The next two steps – optimisation and compilation – are pretty straight forward, just calling the relevant functions to do the work. Finally, if configured to do so (which it is by default), the compiler will run additional commands as specified by the selected backend. These typically involve assembling the generated code, then linking that assembled output into an executable program, using standard assembler and linker tools from the host system.
Lightning Round
Before I get to the main compiler steps, here are a few of the simplest source files and an explanation of their purpose:
- error.d: Contains a struct for tracking locations of code in the source files, and functions for printing nice looking error messages.
- language.d: Specifies reserved words in the Callisto language, and contains the
ParseFilefunction which reads a file, and calls the lexer followed by the parser on its contents. - util.d: As the name suggests, contains a few utility functions, most notably
Sanitise, which replaces special characters in function names with alphabetic representations (e.g.a@becomesa__at__).
lexer.d
Now we’re getting to the real stuff that makes the compiler work.

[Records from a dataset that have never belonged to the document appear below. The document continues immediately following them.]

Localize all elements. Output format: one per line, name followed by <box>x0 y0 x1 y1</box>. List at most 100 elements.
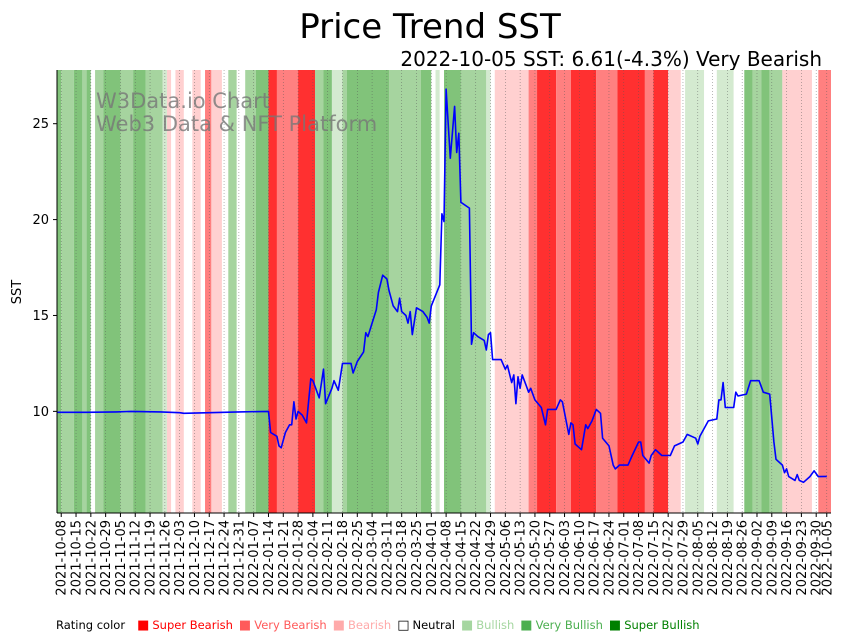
legend-item: ■ Very Bearish <box>239 618 327 633</box>
x-tick-label: 2022-01-07 <box>247 520 262 596</box>
x-tick-label: 2022-04-08 <box>440 520 455 596</box>
legend-items: ■ Super Bearish ■ Very Bearish ■ Bearish □ Neut… <box>137 618 706 633</box>
x-tick-label: 2021-10-22 <box>84 520 99 596</box>
rating-bands <box>57 70 831 513</box>
rating-band <box>298 70 315 513</box>
legend-swatch: ■ <box>608 617 622 633</box>
x-tick-label: 2022-09-16 <box>780 520 795 596</box>
rating-band <box>811 70 819 513</box>
rating-band <box>95 70 104 513</box>
x-tick-label: 2022-05-06 <box>499 520 514 596</box>
rating-band <box>221 70 229 513</box>
legend-swatch: ■ <box>520 617 533 633</box>
legend-item-label: Bearish <box>347 618 392 632</box>
rating-band <box>236 70 246 513</box>
rating-band <box>752 70 762 513</box>
x-ticks: 2021-10-08 2021-10-15 2021-10-22 2021-10-29… <box>55 513 835 596</box>
rating-band <box>90 70 96 513</box>
rating-band <box>145 70 163 513</box>
legend-item: □ Neutral <box>397 618 455 633</box>
x-tick-label: 2021-12-17 <box>203 520 218 596</box>
x-tick-label: 2022-06-03 <box>558 520 573 596</box>
x-tick-label: 2021-12-24 <box>218 520 233 596</box>
x-tick-label: 2022-01-21 <box>277 520 292 596</box>
x-tick-label: 2022-09-02 <box>750 520 765 596</box>
x-tick-label: 2022-02-11 <box>321 520 336 596</box>
rating-band <box>315 70 324 513</box>
x-tick-label: 2022-08-12 <box>706 520 721 596</box>
rating-band <box>171 70 176 513</box>
x-tick-label: 2022-10-05 <box>820 520 835 596</box>
rating-band <box>420 70 432 513</box>
rating-band <box>211 70 222 513</box>
rating-band <box>205 70 212 513</box>
rating-legend: Rating color ■ Super Bearish ■ Very Bearish… <box>56 616 706 634</box>
x-tick-label: 2022-09-30 <box>810 520 825 596</box>
x-tick-label: 2022-08-19 <box>721 520 736 596</box>
x-tick-label: 2021-12-31 <box>232 520 247 596</box>
legend-swatch: □ <box>397 617 410 633</box>
rating-band <box>133 70 146 513</box>
rating-band <box>120 70 134 513</box>
legend-item-label: Bullish <box>476 618 515 632</box>
rating-band <box>439 70 444 513</box>
vertical-gridlines <box>60 70 828 513</box>
rating-band <box>166 70 172 513</box>
rating-band <box>431 70 436 513</box>
rating-band <box>818 70 831 513</box>
rating-band <box>733 70 745 513</box>
rating-band <box>556 70 571 513</box>
x-tick-label: 2022-05-27 <box>543 520 558 596</box>
rating-band <box>268 70 277 513</box>
watermark-line-1: W3Data.io Chart <box>96 89 270 113</box>
legend-item: ■ Bullish <box>461 618 514 633</box>
x-tick-label: 2022-02-18 <box>336 520 351 596</box>
x-tick-label: 2022-08-05 <box>691 520 706 596</box>
x-tick-label: 2022-09-09 <box>765 520 780 596</box>
legend-swatch: ■ <box>332 617 345 633</box>
y-axis-label: SST <box>10 280 25 305</box>
rating-band <box>704 70 717 513</box>
legend-swatch: ■ <box>460 617 474 633</box>
x-tick-label: 2021-11-05 <box>114 520 129 596</box>
legend-item-label: Very Bearish <box>254 618 327 632</box>
rating-band <box>716 70 734 513</box>
rating-band <box>460 70 487 513</box>
rating-band <box>389 70 421 513</box>
x-tick-label: 2022-01-28 <box>292 520 307 596</box>
rating-band <box>653 70 669 513</box>
y-tick-label: 25 <box>32 117 49 132</box>
rating-band <box>61 70 74 513</box>
rating-band <box>73 70 83 513</box>
x-tick-label: 2022-04-15 <box>454 520 469 596</box>
y-tick-label: 15 <box>32 309 49 324</box>
rating-band <box>86 70 91 513</box>
rating-band <box>570 70 597 513</box>
rating-band <box>494 70 529 513</box>
x-tick-label: 2022-02-25 <box>351 520 366 596</box>
legend-item: ■ Bearish <box>333 618 392 633</box>
rating-band <box>183 70 193 513</box>
legend-item: ■ Very Bullish <box>520 618 603 633</box>
x-tick-label: 2021-12-10 <box>188 520 203 596</box>
legend-title: Rating color <box>56 618 126 632</box>
legend-swatch: ■ <box>238 617 252 633</box>
x-tick-label: 2021-10-15 <box>70 520 85 596</box>
rating-band <box>528 70 538 513</box>
x-tick-label: 2022-03-11 <box>380 520 395 596</box>
x-tick-label: 2021-10-29 <box>99 520 114 596</box>
x-tick-label: 2022-02-04 <box>306 520 321 596</box>
x-tick-label: 2022-05-13 <box>514 520 529 596</box>
rating-band <box>680 70 686 513</box>
rating-band <box>82 70 87 513</box>
legend-swatch: ■ <box>137 617 150 633</box>
rating-band <box>245 70 256 513</box>
rating-band <box>228 70 237 513</box>
x-tick-label: 2021-10-08 <box>55 520 70 596</box>
x-tick-label: 2022-09-23 <box>795 520 810 596</box>
y-tick-label: 20 <box>32 213 49 228</box>
rating-band <box>175 70 184 513</box>
rating-band <box>200 70 206 513</box>
x-tick-label: 2022-06-24 <box>602 520 617 596</box>
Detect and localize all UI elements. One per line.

The first step is to break the source file up into tokens, and that’s what the Lexer class is responsible for. It works as a sort of state machine, keeping track of whether or not it’s reading a string, and what characters make up the current token so far.
Callisto’s token grammar is actually really simple, and mostly consists of runs of characters broken by whitespace. The lexer handles this by pushing each character it reads into a reading string, and then pushing a Token created from the reading string into the tokens array every time it encounters whitespace. Some characters have extra behaviour:
- [, ], and & all need to push themselves as tokens. ] and & also push whatever was in the
readingbuffer. - # and ( start comments, so the lexer skips all content after them until the next line (for #) or the matching closing parenthesis.
- ’ reads the next character (or escape sequence) and creates an integer token from its ASCII value.
- " enters string mode by setting
inString. While in this mode, every character is just pushed toreading. The exceptions are\\, which uses the next character as an escape code (for handling strings like"\n"), and", which pushes a string token with the content fromreading.
After this step, the code is now represented as an array of Token values, which each have a type, contents, and position information so that errors can be printed referencing the correct part of the code.
parser.d
The next step is to take this flat array of tokens and convert it to the tree-based AST. The algorithm that Callisto uses to do this is known as recursive descent parsing. This essentially involves starting at the top level language constructs – in Callisto’s case this is just a list of statements – and looking at the next few tokens to determine what type of AST node to parse. The recursive part of recursive descent comes from the fact that the functions that do the parsing may call themselves, directly or indirectly, resulting in deeply nested syntax trees.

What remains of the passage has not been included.